Proposition n° 20 : mutualiser les investissements des sociétés de l'audiovisuel public en vue du développement d'une plateforme numérique unique. |
2. Poursuivre et renforcer la rationalisation des dépenses et des procédures internes aux sociétés de l'audiovisuel public
L'audiovisuel public doit mieux gérer ses coûts afin de stabiliser le niveau de ses ressources publiques : adapter les dépenses aux recettes et non l'inverse. À cet égard, sans doute conviendrait-il de traiter en priorité dans le cadre des COM en cours de négociation la question du périmètre des missions de service public (faut-il conserver toutes les chaînes/radios en diffusion hertzienne ou bien envisager certaines diffusions en numérique seulement, voire la suppression de certaines d'entre elles ?). Vos rapporteurs ne se prononceront pas sur cette question mais exhortent la tutelle et les présidents directeurs généraux des sociétés de l'audiovisuel public à prendre leurs responsabilités dans ce domaine.

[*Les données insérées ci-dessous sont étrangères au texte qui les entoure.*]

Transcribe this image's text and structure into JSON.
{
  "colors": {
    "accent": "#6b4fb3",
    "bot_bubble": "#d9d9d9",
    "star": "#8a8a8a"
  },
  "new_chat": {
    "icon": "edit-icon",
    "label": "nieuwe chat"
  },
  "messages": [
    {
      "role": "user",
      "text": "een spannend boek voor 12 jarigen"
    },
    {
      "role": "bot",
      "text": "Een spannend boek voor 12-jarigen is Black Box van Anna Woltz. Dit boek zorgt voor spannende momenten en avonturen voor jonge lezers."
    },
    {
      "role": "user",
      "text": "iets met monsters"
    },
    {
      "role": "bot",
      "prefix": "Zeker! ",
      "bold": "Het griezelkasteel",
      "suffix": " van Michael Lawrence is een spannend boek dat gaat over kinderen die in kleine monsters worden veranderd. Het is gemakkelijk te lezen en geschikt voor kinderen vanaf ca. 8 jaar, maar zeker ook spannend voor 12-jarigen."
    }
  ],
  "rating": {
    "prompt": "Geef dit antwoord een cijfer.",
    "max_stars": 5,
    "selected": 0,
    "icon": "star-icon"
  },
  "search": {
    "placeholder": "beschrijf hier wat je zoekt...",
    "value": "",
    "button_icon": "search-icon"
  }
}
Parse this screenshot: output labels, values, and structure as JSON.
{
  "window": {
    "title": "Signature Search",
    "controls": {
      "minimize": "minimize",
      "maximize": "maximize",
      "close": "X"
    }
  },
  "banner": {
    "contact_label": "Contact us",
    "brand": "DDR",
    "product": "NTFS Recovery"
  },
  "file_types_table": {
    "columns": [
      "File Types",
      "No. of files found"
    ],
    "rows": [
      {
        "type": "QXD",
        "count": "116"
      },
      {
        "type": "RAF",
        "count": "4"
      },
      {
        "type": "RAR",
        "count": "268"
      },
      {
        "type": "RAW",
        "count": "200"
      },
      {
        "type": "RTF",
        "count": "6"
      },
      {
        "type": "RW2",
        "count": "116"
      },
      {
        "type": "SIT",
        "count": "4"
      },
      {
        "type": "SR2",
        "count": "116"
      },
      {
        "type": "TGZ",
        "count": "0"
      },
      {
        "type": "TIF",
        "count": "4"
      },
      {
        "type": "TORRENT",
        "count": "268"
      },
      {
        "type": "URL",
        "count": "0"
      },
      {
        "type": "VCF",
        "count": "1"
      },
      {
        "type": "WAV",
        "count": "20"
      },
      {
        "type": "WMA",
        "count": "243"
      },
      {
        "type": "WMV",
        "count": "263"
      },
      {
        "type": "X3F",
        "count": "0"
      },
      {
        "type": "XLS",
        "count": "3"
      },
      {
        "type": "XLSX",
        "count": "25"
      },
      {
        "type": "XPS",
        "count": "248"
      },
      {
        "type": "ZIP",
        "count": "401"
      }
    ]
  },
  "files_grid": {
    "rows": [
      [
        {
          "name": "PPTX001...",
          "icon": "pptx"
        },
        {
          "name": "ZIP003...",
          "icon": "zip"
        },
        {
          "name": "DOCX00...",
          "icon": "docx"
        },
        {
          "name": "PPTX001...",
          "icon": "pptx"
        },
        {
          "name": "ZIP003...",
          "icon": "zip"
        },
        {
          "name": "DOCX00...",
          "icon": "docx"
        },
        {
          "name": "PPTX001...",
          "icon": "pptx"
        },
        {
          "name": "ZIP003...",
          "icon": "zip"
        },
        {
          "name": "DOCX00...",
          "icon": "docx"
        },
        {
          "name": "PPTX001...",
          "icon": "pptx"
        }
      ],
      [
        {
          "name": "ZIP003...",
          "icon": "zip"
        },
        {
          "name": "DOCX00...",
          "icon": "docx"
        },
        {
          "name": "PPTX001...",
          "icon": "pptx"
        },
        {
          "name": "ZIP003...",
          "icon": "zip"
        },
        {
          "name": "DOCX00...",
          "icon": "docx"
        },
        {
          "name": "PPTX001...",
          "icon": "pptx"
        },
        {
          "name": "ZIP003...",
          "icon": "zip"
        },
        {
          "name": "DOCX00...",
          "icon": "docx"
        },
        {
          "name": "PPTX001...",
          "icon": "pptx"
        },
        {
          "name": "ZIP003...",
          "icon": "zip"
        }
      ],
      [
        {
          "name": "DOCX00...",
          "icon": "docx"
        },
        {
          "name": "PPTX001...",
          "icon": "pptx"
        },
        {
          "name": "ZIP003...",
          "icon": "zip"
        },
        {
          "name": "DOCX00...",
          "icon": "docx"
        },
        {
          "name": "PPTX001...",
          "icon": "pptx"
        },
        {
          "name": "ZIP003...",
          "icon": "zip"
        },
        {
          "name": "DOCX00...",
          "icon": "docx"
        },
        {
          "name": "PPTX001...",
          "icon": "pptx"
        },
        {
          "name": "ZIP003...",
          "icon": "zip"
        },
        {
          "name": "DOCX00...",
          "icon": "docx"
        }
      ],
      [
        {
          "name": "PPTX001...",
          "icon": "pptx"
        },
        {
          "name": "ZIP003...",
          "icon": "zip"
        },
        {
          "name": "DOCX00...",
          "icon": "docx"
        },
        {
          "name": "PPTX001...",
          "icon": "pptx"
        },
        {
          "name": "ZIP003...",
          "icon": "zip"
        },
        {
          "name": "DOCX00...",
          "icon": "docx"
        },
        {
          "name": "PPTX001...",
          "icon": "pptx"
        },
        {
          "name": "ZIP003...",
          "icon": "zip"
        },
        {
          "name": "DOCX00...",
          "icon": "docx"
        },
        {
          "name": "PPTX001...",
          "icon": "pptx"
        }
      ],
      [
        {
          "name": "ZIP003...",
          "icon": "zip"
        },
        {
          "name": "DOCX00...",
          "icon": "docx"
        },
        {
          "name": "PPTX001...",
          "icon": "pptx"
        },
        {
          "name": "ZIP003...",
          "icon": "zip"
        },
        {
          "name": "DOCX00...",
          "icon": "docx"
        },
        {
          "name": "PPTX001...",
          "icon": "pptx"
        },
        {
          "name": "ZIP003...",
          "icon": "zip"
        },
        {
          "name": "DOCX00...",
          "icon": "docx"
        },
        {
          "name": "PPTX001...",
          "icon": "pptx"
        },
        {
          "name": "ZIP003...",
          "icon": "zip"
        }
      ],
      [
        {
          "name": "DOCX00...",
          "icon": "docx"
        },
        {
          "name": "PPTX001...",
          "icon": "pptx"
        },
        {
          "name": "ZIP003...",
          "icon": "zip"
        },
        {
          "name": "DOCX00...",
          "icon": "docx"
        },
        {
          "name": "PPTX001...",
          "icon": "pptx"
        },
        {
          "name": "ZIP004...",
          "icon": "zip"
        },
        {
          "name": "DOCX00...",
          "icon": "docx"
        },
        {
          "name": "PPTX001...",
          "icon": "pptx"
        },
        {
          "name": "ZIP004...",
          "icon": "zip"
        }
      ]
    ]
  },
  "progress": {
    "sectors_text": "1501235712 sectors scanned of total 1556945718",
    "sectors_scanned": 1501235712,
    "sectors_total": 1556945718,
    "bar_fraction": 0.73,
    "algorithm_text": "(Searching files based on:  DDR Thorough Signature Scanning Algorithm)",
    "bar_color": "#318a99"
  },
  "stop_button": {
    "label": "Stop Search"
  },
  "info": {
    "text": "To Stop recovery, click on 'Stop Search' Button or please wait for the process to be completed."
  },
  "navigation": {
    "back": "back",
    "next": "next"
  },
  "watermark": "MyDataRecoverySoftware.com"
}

Là encore, France Télévisions et Radio France sont concernées au premier chef s'agissant du positionnement de France 4 et du Mouv'.
a) Simplifier les contrôles externes pesant sur les sociétés de l'audiovisuel public, tout en renforçant l'efficacité du contrôle interne
Dans ce contexte, le rapport de Marc Schwartz a mis en évidence le constat d'une nécessité de remédier à la complexité de l'architecture réglementaire et conventionnelle des missions et objectifs de France Télévisions. En effet, celle-ci a pour conséquences une multiplication des exercices de restitution et de production d'indicateurs dont l'empilement au fil du temps est devenu préjudiciable à la lisibilité de la stratégie d'ensemble.
France Télévisions estime qu'une telle simplification est indispensable à la clarification du cadre stratégique assigné à l'entreprise et qu'elle serait de nature à permettre une rationalisation des exercices de reporting demandés au groupe , au profit d'une information plus claire, plus rapidement disponible.
Le même constat peut être fait pour Radio France ( cf. infra ). En conséquence, vos rapporteurs reprennent à leur compte cet objectif de simplification : « France Télévisions doit oeuvrer à la gestion la plus efficiente possible de ses moyens, qui conditionne le bon emploi de la ressource publique qui lui est accordée. Cet objectif ne pourra être atteint qu'au moyen d'une évolution vers un fonctionnement plus réactif et plus agile, supposant un allègement des contraintes externes et internes qui pèsent sur le groupe » 192 ( * ) .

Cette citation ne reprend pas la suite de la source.